I can do many things. I’m not great at multitasking, but I am crazy efficient. I can get more things done – even doing them one at a time – in one hour than many people can get done all day. I take great pride in this ability. I am not a person who requires others telling me how awesome I am (because please – I already know), but I love it when people notice how much I can get done in a short amount of time. Because I KNOW, right?! Recognize.
I tell you this so that you can understand how much I do not want to admit that I cannot complete my Getting It Together project according to my original timeline.

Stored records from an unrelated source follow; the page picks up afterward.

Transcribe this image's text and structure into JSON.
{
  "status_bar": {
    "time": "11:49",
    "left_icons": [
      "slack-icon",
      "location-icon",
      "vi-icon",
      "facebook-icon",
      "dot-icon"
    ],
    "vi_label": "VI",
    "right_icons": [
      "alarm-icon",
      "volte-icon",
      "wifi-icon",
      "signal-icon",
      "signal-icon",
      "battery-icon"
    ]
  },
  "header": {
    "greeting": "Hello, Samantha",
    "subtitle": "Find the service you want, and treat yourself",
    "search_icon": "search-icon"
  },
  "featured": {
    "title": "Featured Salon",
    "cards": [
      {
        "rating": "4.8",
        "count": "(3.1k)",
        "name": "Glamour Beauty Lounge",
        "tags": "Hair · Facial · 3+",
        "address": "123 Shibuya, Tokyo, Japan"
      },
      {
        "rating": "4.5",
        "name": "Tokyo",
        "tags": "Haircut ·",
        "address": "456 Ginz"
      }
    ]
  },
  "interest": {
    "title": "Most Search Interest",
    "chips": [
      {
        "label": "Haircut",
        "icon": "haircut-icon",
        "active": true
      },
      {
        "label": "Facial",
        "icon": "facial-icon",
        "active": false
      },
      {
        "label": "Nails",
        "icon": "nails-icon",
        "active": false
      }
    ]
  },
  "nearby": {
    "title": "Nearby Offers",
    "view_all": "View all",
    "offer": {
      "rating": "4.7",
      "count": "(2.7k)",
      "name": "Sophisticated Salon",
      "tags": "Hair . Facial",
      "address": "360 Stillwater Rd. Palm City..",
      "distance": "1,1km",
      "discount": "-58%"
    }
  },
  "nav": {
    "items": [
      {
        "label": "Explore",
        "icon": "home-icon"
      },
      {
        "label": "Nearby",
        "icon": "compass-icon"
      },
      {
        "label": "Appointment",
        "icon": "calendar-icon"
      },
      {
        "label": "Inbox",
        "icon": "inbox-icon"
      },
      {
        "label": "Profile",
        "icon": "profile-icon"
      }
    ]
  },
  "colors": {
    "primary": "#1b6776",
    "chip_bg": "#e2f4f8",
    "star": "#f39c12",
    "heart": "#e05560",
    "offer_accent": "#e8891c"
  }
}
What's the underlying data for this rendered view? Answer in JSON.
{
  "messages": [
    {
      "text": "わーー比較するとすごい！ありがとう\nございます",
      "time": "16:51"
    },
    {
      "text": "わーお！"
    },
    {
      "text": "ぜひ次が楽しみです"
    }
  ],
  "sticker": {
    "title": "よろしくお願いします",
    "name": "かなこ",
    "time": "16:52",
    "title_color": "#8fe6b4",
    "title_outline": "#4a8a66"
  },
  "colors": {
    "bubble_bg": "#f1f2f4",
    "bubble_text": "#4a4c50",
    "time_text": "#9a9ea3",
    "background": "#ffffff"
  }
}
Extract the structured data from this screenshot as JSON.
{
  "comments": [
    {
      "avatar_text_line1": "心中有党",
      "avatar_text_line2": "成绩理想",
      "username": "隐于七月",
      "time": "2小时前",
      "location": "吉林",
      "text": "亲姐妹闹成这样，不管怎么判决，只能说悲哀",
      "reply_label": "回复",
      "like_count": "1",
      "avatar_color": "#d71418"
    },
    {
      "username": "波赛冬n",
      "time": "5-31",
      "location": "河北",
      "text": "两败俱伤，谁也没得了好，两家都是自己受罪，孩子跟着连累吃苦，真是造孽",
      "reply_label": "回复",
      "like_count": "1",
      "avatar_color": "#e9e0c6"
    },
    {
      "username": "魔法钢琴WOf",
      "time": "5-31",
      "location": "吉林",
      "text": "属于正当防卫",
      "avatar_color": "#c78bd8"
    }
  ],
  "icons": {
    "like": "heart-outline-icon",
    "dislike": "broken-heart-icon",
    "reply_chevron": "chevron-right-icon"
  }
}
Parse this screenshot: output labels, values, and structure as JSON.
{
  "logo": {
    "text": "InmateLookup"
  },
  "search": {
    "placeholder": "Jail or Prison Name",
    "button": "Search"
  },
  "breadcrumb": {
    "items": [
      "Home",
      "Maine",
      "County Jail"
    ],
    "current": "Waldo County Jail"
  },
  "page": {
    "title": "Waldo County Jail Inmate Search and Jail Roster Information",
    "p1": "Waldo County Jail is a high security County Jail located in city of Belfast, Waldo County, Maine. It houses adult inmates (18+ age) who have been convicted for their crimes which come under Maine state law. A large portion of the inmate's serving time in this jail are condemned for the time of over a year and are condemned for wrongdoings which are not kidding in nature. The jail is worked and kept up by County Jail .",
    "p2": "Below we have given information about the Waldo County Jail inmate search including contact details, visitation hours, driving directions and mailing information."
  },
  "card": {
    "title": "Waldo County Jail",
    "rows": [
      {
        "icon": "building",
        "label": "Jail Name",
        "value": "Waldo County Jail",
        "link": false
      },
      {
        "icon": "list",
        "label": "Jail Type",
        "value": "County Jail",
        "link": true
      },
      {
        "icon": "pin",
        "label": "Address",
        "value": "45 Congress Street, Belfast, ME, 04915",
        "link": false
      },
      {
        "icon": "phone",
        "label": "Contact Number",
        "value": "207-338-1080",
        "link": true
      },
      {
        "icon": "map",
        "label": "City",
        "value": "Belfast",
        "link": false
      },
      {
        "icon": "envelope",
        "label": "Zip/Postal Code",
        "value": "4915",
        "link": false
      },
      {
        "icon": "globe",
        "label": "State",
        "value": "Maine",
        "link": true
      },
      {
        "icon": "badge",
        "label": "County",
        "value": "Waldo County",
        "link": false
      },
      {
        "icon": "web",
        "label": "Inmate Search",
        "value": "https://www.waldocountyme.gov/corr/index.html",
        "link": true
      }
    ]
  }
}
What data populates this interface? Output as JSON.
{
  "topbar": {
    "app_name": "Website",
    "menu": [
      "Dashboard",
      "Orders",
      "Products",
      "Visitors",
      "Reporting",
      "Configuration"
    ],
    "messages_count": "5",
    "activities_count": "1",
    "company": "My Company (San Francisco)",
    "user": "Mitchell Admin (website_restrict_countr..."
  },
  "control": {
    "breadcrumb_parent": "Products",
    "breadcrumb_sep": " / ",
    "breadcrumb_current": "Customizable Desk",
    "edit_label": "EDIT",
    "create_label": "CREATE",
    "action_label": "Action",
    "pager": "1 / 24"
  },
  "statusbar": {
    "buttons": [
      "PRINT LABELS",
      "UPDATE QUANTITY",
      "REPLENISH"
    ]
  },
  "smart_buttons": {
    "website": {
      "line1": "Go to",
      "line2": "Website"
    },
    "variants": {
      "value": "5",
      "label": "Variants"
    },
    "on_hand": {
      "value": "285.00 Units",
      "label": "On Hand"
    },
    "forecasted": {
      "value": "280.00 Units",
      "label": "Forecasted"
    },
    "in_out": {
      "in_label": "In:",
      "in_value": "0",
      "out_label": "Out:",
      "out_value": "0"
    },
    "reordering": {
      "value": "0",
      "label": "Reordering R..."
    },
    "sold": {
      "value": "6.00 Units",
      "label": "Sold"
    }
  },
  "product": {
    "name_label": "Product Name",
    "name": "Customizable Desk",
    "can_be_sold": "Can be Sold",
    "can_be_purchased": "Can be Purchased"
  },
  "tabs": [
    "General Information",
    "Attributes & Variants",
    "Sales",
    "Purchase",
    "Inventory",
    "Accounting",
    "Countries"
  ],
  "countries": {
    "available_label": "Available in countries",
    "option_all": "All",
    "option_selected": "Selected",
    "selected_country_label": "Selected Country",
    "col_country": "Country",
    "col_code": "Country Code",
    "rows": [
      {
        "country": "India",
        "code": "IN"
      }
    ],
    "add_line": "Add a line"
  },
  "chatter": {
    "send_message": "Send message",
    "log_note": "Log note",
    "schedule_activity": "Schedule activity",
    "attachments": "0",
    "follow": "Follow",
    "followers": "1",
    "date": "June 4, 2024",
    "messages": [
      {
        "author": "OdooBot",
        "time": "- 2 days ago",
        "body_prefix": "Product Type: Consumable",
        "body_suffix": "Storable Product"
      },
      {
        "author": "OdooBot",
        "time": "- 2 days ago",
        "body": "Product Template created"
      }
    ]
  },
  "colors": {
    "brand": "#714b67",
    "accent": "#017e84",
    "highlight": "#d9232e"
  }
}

But here I am. Admitting it.
I could blame the sudden acquisition of a summer class that left me with two fewer evenings every week than I had budgeted. Speaking of budgets, I could blame my lack of adequate funding for feeling like I am always waiting on the money to pour in before I can move forward. I could even blame my writing schedule – which I’ve actually been following pretty well this summer – and the two writing classes I’m taking – which are kicking my ass in all the right ways. There are a lot of things – many cases of “and then…” and “if only..” and “but when…” – lots of caveats, limitations, and warnings to others that I could set apart with dashes. I could write a whole post on just these things.
But these things, factual as they may be, do not change the unfortunate truth that there are only so many hours in a week, and that’s not enough hours to do what I had planned to do. I can get into a weekly routine of cleaning (check), and I can get into the habit of cooking so that I have food at home and thus feel less compelled to drive through Whataburger every night (check), but I can’t do that and deep clean and shop and reorganize and write and work and see people occasionally and sleep.
So here’s what I AM going to do.
Step 1: Breathe. Just calm the hell down. Focus on finishing Fishbowl and reading and having a proper summer. Eat more snow cones. Paint my toenails.
Step 2: Recognize what I have accomplished (see: weekly routine and cooking habit). This is how my living room looked last night (filter applied because the sun was down and the filter brightened it up):
Not perfect, but not bad for just your average Sunday when no guests were expected. Behold, the power of routine.
Step 3: Revamp. Later this week, I will post my new plan. There will be an ultimate (soft) deadline, because I can’t bring myself to let it drag on forever, but beyond that there are no time constraints. I have learned that some areas will take longer than others, and that’s okay. Each room will just take however long it takes. And I am happy to let it take its time, because I want to make the apartment home, not just the place where my stuff lives. Well, really I want to move. But while I’m there, I want to be pleased with it instead of having my current reaction, which is something like, “Oh. That mess again,” every time I walk in. Ideally, my new projected deadline will coincide with my December cookie party, but we’ll see.
Step 4: Invite friends and readers (hey – that’s you!) to hold me to this.
Now if you’ll excuse me, I have some breathing to do.